Suppose we have a zpool with redundancy. Take the following sequence of events:
A problem arises in the connection between device D and the server. This causes a large number of failures and ZFS therefore faults the device, putting the pool in degraded state.
While the pool is in degraded state, the pool is mutated (data is written and/or changed.)
The connectivity issue is physically repaired such that device D is reliable again.
Knowing that most data on D is valid, and not wanting to stress the pool with a resilver needlessly, the admin instead runs zpool clear pool D. This is indicated by Oracle's documentation as the appropriate action where the fault was due to a transient problem that has been corrected.
I've read that zpool clear only clears the error counter, and restores the device to online status. However, this is a bit troubling, because if that's all it does, it will leave the pool in an inconsistent state!
This is because mutations in step 2 will not have been successfully written to D. Instead, D will reflect the state of the pool prior to the connectivity failure. This is of course not the normative state for a zpool and could lead to hard data loss upon failure of another device - however, the pool status will not reflect this issue!

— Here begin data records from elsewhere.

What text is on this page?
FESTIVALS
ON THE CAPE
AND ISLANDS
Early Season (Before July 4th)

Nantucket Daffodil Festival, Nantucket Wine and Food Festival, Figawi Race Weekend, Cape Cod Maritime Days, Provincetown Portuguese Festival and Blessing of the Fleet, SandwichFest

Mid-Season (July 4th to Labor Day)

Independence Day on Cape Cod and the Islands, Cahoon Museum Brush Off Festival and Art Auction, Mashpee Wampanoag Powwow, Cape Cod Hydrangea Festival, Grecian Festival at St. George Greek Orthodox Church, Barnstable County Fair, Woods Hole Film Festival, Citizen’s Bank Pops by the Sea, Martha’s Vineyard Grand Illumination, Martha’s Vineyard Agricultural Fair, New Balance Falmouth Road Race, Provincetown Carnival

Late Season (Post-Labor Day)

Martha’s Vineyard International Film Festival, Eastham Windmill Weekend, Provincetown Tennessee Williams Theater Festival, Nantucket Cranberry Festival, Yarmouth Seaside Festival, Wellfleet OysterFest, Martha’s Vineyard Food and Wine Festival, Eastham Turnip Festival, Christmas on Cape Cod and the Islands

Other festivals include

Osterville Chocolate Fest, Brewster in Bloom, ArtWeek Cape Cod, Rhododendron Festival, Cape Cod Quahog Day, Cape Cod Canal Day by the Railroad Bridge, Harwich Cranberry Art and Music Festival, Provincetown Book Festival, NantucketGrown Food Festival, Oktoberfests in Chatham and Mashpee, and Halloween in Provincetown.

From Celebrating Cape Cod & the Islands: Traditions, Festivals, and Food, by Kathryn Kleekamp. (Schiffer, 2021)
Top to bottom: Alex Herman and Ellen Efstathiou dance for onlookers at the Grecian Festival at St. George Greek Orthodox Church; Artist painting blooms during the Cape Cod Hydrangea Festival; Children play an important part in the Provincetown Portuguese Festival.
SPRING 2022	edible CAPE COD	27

I would at least assume based on ZFS' robust integrity mechanisms that an attempt to read the mutated data from D would catch the mistakes and repair them. However, this raises two problems:
Reads are not guaranteed to hit all mutations unless a scrub is done; and
Once ZFS does hit the mutated data, it (I'm guessing) might fault the drive again because it would appear to ZFS to be corrupting data, since it doesn't remember the previous write failures.
Theoretically, ZFS could circumvent this problem by keeping track of mutations that occur during a degraded state, and writing them back to D when it's cleared. For some reason I suspect that's not what happens, though.
I'm hoping someone with intimate knowledge of ZFS can shed some light on this aspect.